Rough seas generated by Hurricane Alex pushed more oil from the massive spill onto Gulf coast beaches as cleanup vessels were sidelined by the far-away storm's ripple effects.
The hurricane was churning coastal waters across the oil-affected region on the Gulf of Mexico. Waves as high as 6 feet (1.8 meters) and winds over 25 mph (40 kph) were forecast through Thursday just offshore from the Mississippi Delta in Louisiana to northwestern Florida.
In Louisiana, the storm pushed an oil patch toward Grand Isle and uninhabited Elmer's Island, dumping tar balls as big as apples on the beach.
"The sad thing is that it's been about three weeks since we had any big oil come in here," marine science technician Michael Malone said. "With this weather, we lost all the progress we made."
The loss of skimmers, combined with gusts driving water into the coast, left beaches especially vulnerable. In Alabama, the normally white sand was streaked with long lines of oil. One swath of beach 40 feet (12 meters) wide was stained brown and mottled with globs of oil matted together.

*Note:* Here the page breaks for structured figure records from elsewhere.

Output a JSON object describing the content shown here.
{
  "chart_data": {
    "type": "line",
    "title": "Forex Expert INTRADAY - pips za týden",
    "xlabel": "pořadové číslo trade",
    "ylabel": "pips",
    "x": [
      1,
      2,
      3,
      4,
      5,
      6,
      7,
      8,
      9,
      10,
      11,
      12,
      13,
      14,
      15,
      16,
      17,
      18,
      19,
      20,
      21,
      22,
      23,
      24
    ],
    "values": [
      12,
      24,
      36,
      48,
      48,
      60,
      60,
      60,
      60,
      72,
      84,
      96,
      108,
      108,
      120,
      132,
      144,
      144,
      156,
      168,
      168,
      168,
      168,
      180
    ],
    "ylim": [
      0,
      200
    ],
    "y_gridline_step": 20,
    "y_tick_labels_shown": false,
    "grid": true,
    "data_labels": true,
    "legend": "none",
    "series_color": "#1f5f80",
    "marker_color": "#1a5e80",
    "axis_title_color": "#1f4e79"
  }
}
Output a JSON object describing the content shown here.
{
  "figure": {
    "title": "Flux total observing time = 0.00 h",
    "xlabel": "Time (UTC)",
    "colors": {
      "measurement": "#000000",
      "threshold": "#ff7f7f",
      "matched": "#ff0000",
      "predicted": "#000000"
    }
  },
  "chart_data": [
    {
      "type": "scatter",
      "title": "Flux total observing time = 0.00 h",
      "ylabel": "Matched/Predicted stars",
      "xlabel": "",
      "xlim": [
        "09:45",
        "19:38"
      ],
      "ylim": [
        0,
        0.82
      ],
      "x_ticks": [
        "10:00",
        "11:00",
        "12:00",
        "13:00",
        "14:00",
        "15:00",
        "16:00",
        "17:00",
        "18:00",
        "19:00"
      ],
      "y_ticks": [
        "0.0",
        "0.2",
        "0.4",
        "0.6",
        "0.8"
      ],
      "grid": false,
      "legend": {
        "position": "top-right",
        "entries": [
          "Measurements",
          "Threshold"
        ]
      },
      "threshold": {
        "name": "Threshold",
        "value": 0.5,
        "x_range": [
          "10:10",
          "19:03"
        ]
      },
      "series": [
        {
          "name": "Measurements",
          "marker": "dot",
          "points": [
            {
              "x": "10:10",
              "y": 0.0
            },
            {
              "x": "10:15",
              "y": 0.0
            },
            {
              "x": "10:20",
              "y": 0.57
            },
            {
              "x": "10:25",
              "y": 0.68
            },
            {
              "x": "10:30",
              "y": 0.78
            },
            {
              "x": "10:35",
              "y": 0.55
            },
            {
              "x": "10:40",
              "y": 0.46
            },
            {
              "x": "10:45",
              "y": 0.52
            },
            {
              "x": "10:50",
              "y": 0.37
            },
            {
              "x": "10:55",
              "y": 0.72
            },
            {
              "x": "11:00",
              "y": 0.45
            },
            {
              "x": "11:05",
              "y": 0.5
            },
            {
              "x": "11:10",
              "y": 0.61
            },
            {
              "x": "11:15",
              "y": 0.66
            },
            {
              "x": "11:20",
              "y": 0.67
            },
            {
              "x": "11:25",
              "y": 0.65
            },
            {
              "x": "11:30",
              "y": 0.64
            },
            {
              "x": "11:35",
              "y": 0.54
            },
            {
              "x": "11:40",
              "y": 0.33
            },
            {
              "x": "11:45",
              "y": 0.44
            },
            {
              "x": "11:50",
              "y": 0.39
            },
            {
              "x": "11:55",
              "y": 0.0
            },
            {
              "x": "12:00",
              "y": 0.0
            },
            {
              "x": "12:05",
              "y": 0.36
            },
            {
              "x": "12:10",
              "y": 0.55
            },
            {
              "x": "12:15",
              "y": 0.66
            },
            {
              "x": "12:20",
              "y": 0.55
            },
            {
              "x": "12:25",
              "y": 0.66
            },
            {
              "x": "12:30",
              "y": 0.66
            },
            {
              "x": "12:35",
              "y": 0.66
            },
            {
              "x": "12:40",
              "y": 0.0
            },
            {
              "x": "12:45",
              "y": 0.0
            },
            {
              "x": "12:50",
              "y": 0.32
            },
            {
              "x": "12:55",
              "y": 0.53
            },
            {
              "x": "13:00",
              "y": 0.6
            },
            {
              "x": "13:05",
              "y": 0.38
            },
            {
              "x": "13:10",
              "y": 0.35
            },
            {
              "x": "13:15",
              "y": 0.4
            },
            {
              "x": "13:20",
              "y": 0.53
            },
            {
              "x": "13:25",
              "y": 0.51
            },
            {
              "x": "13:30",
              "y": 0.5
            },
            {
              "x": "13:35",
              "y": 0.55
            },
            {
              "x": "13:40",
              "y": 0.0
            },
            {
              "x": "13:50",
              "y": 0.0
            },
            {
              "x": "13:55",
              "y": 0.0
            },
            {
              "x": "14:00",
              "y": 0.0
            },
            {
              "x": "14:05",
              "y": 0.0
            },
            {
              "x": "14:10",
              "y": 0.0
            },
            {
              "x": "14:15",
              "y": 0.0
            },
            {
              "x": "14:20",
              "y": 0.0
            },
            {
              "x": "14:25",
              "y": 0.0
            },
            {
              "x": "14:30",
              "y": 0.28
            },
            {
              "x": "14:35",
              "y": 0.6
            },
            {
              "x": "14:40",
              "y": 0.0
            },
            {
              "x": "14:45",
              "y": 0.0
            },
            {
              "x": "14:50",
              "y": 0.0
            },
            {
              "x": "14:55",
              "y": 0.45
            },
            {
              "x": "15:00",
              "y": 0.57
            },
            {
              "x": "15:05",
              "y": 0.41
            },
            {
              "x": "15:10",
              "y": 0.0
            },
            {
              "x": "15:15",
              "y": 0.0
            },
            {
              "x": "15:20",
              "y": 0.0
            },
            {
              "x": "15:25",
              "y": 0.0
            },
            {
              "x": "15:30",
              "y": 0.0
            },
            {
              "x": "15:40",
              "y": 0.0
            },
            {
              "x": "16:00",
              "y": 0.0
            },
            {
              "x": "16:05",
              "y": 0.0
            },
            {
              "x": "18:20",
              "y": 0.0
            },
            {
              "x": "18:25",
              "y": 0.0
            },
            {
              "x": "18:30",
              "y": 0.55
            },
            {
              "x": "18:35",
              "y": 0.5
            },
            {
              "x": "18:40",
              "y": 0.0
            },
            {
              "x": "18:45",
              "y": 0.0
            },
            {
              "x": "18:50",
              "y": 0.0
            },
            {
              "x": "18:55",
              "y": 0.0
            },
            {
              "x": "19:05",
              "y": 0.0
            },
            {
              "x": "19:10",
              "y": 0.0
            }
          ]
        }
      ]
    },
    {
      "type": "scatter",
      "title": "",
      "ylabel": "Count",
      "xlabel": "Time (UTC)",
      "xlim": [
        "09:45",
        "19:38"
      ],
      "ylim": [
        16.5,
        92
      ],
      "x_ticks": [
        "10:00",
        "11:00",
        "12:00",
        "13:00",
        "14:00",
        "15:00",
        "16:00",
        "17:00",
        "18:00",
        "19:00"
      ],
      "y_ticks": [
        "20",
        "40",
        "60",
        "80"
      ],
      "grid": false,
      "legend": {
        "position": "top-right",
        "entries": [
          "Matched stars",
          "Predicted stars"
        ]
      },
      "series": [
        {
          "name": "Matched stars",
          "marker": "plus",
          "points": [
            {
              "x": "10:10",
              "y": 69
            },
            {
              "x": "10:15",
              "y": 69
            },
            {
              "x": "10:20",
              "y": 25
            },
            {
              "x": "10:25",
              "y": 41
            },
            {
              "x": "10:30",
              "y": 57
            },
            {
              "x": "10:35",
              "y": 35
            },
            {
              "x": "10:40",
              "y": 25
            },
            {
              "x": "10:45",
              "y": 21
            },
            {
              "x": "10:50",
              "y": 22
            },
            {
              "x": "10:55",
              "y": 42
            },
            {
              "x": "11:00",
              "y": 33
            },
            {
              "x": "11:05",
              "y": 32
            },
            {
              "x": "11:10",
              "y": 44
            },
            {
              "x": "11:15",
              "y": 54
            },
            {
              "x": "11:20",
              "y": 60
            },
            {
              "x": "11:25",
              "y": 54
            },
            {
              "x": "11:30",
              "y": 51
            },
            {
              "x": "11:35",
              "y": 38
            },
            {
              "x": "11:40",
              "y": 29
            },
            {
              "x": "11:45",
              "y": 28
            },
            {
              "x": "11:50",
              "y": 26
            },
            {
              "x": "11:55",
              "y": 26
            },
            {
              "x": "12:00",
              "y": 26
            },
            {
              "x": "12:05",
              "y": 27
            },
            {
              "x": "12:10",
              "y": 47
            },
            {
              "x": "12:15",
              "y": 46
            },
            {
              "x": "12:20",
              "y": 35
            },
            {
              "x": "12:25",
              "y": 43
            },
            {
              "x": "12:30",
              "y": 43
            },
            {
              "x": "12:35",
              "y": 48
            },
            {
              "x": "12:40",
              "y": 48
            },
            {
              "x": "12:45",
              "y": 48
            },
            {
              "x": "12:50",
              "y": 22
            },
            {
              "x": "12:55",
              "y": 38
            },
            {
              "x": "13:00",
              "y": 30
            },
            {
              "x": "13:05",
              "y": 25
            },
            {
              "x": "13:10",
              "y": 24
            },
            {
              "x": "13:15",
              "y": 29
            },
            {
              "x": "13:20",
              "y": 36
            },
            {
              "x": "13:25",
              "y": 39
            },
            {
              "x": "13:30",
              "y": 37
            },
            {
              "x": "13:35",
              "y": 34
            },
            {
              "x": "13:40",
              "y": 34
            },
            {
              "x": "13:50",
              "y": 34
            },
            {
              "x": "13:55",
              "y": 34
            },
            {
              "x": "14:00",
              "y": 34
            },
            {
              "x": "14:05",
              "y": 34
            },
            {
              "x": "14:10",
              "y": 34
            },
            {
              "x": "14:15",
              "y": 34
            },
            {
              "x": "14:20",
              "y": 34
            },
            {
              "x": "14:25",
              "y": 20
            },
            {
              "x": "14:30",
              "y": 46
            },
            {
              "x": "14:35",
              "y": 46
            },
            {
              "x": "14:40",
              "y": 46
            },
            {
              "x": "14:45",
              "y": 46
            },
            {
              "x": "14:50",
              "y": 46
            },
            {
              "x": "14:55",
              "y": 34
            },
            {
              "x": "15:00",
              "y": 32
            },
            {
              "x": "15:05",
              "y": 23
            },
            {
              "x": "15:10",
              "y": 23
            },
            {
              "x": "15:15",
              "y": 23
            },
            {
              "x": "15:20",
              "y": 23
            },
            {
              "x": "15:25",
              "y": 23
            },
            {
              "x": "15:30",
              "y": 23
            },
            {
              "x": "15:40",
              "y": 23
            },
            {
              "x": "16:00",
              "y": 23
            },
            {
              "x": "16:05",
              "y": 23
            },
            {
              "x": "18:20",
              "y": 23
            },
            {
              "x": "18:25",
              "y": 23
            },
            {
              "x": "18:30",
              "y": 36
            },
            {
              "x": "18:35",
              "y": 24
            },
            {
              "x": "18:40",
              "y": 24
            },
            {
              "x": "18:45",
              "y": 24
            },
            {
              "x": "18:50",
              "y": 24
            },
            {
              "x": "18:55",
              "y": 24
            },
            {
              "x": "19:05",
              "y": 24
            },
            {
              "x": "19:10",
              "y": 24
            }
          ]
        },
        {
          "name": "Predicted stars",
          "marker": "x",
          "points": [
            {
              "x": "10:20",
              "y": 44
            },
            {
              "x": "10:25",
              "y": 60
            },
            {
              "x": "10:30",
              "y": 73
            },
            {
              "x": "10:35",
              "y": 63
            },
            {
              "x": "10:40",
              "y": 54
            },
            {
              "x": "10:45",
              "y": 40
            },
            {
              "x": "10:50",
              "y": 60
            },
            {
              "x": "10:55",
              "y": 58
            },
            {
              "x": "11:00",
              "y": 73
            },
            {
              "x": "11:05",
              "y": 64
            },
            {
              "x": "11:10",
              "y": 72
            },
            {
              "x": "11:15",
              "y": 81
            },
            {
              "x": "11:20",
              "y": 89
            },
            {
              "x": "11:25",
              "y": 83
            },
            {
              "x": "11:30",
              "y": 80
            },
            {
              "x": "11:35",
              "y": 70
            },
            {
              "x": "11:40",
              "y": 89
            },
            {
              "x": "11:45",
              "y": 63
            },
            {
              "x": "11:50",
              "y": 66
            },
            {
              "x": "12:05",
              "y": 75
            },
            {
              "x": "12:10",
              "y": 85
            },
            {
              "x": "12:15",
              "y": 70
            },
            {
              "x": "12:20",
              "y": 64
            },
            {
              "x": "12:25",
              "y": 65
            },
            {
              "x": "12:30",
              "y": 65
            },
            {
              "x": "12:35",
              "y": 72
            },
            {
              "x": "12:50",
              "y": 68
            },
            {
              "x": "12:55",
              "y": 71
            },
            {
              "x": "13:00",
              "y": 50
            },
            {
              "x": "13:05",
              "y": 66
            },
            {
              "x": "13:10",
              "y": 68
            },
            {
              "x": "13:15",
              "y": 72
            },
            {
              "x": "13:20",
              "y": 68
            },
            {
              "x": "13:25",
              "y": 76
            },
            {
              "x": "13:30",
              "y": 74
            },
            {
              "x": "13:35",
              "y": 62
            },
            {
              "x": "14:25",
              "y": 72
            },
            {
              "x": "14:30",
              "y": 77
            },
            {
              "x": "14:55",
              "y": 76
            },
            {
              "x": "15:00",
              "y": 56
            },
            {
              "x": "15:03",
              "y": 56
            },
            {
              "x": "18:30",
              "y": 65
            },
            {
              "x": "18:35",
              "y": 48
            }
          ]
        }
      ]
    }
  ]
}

Dozens of vessels that were being used to combat the oil spill were tied to docks Tuesday as Alex, more than 500 miles (800 kilometers) away, approached the Texas-Mexico coast. Most days, the fleet would have been skimming oil from the Gulf and ferrying workers and supplies. But the hurricane turned many people fighting the 11-week-old spill into spectators. And they will be for days.
Officials scrambled to reposition boom to protect the coast, and had to remove barges that had been blocking oil from reaching sensitive wetlands. Those operations could soon get a boost. The U.S. accepted offers of help from 12 countries and international organizations. Japan, for instance, was sending two skimmers and boom.
Alex is projected to head for the Texas-Mexico border region and stay far from the spill zone off the Louisiana coast. It is not expected to affect work at the site of the blown-out well. But the storm's outer edges complicated the cleanup.
Early Wednesday, Alex had maximum sustained winds near 80 mph (130 kph). The National Hurricane Center said the Category 1 storm is the first June Atlantic hurricane since 1995. It is on track for the Texas-Mexico border region and expected to make landfall Wednesday night.
Scientists have said the rough seas and winds, though, could actually help break apart the oil and make it evaporate faster.
"It's good news because there is less on the surface," Higgens said. "It's surface oil that washes up on the beaches."
Jefferson Parish Council member Chris Roberts said the oil was entering passes Tuesday at Barataria Bay, home to diverse wildlife. A day earlier, barges that had been placed in the bay to block the oil were removed because of rough seas. Boom was being displaced and had to be repositioned, he said in an e-mail.
The Bureau of Ocean Energy Management, Regulation, and Enforcement said 28 platforms and three rigs in the path of the storm in the western Gulf have been evacuated. Still in the water are vessels being used to capture or burn spewing oil and gas and those drilling relief wells that officials say are the best hope for stopping the leak for good.
Hurricane warnings were posted for parts of the coast along Mexico and Texas. Except for the border area itself, though, most of the warning area is lightly populated.
So far, between 70 million gallons (268 million liters) and 137 million gallons (520 million liters) of oil have spewed into the Gulf from the broken BP well, according to government and BP estimates. The higher estimate is enough oil to fill half of New York's Empire State Building with oil.
More containment help could be arriving after the storm lets up. Mexico, Norway, Holland and Japan are providing skimmers; Canada is providing containment boom; and Croatia is pitching in with technical advice. Only one offer has been rejected, according to the chart. Dispersant chemicals offered by France are not approved for use in the U.S.
The U.S. rarely faces a disaster of such magnitude that it requires international aid, though it did accept assistance after Hurricane Katrina.